For a demonstration of how political upheaval ripples through the financial system, look no further than the market for initial public offerings (IPOs). Stock offerings dried up almost completely last month in the US and Europe, and things weren’t much better in the rest of the world, as well.
In the US, the partial government shutdown, which Donald Trump said he was willing to own in order to get funding for his border wall, explains the seizure. The Securities and Exchange Commission operated with barebones staffing during the closure and was unable to approve IPOs.
In Europe, the UK is slated to leave the EU in March, but the British government can’t agree on how to go about it.

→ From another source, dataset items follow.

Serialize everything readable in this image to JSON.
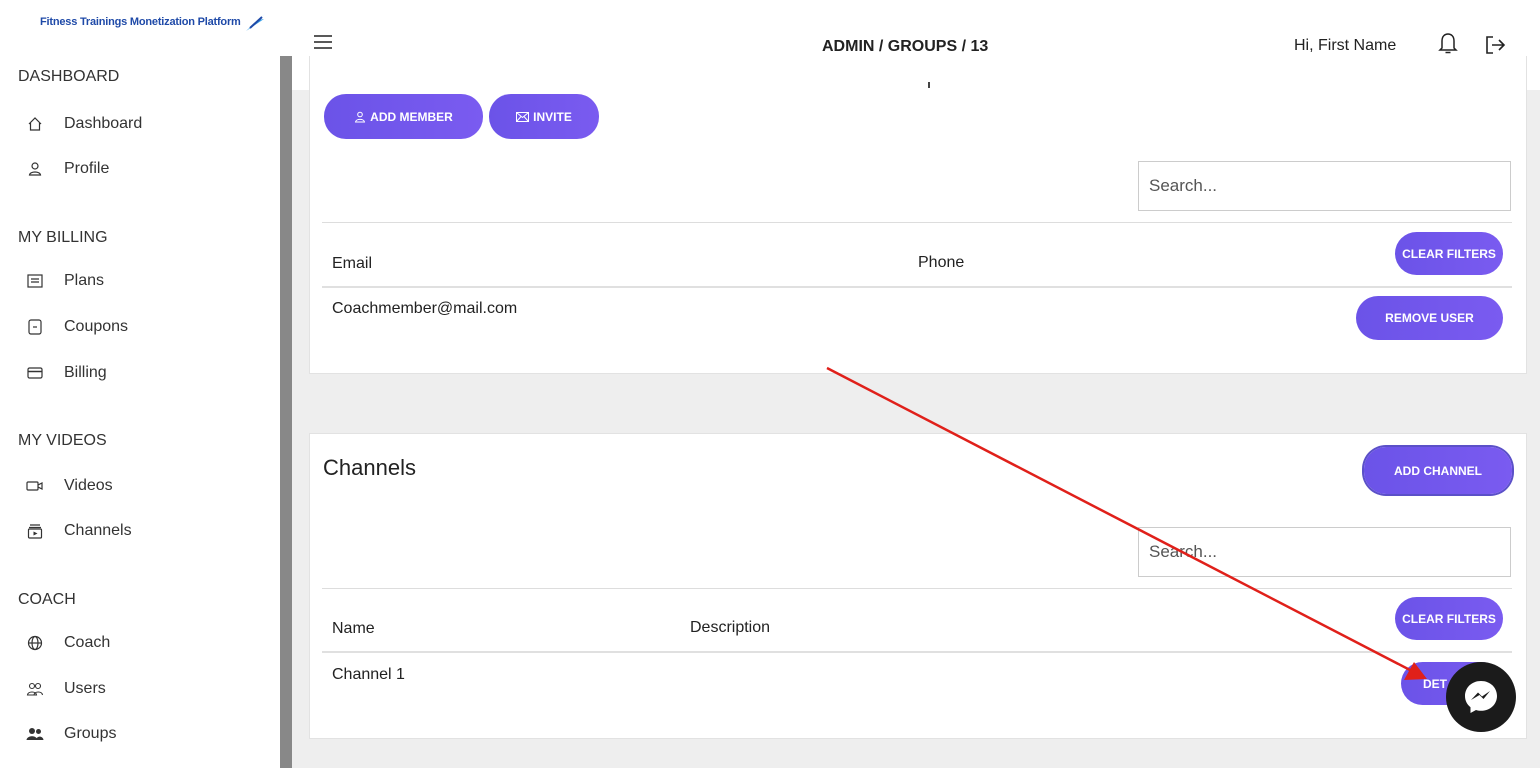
{
  "logo": {
    "text": "Fitness Trainings Monetization Platform"
  },
  "header": {
    "breadcrumb": "ADMIN / GROUPS / 13",
    "greeting": "Hi, First Name"
  },
  "sidebar": {
    "sections": [
      {
        "title": "DASHBOARD",
        "items": [
          {
            "label": "Dashboard",
            "icon": "home-icon"
          },
          {
            "label": "Profile",
            "icon": "user-icon"
          }
        ]
      },
      {
        "title": "MY BILLING",
        "items": [
          {
            "label": "Plans",
            "icon": "list-icon"
          },
          {
            "label": "Coupons",
            "icon": "coupon-icon"
          },
          {
            "label": "Billing",
            "icon": "credit-card-icon"
          }
        ]
      },
      {
        "title": "MY VIDEOS",
        "items": [
          {
            "label": "Videos",
            "icon": "video-icon"
          },
          {
            "label": "Channels",
            "icon": "channels-icon"
          }
        ]
      },
      {
        "title": "COACH",
        "items": [
          {
            "label": "Coach",
            "icon": "globe-icon"
          },
          {
            "label": "Users",
            "icon": "users-icon"
          },
          {
            "label": "Groups",
            "icon": "groups-icon"
          }
        ]
      }
    ]
  },
  "members": {
    "add_member_label": "ADD MEMBER",
    "invite_label": "INVITE",
    "search_placeholder": "Search...",
    "columns": [
      "Email",
      "Phone"
    ],
    "clear_filters_label": "CLEAR FILTERS",
    "rows": [
      {
        "email": "Coachmember@mail.com",
        "phone": "",
        "action": "REMOVE USER"
      }
    ]
  },
  "channels": {
    "title": "Channels",
    "add_channel_label": "ADD CHANNEL",
    "search_placeholder": "Search...",
    "columns": [
      "Name",
      "Description"
    ],
    "clear_filters_label": "CLEAR FILTERS",
    "rows": [
      {
        "name": "Channel 1",
        "description": "",
        "action": "DET"
      }
    ]
  },
  "colors": {
    "accent": "#6b53e8",
    "annotation_arrow": "#e0201a",
    "sidebar_text": "#333333",
    "main_bg": "#eeeeee"
  }
}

Prime minister Theresa May’s Brexit agreement with the EU, which was two years in the making, was resoundingly defeated in a vote in the British parliament last month. Failure to hammer out an orderly exit would rupture trade and commerce within the bloc, sending economic shockwaves throughout Europe.

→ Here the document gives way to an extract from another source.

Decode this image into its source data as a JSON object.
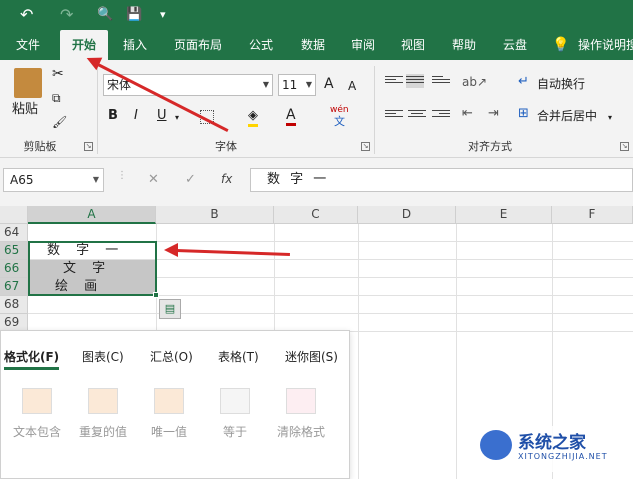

Meanwhile, Trump’s trade war with China has squeezed its economy, and has likewise smothered its stock market (paywall). A deadline of March 1 has been set for negotiators to agree on ways to restructure the trade relationship between the world’s largest economies; if no agreement is reached, the US will ratchet up tariffs on Chinese goods even higher.
Some of the factors weighing on the global IPO market are most likely transitory. Assuming the US government and its agencies stay open, domestic IPOs will eventually get back on track. But how exactly the UK’s departure from the European bloc will proceed is anyone’s guess. Likewise, it’s impossible to predict the results of the US’s deliberations with China, which will have a wide-ranging impact on businesses across the world.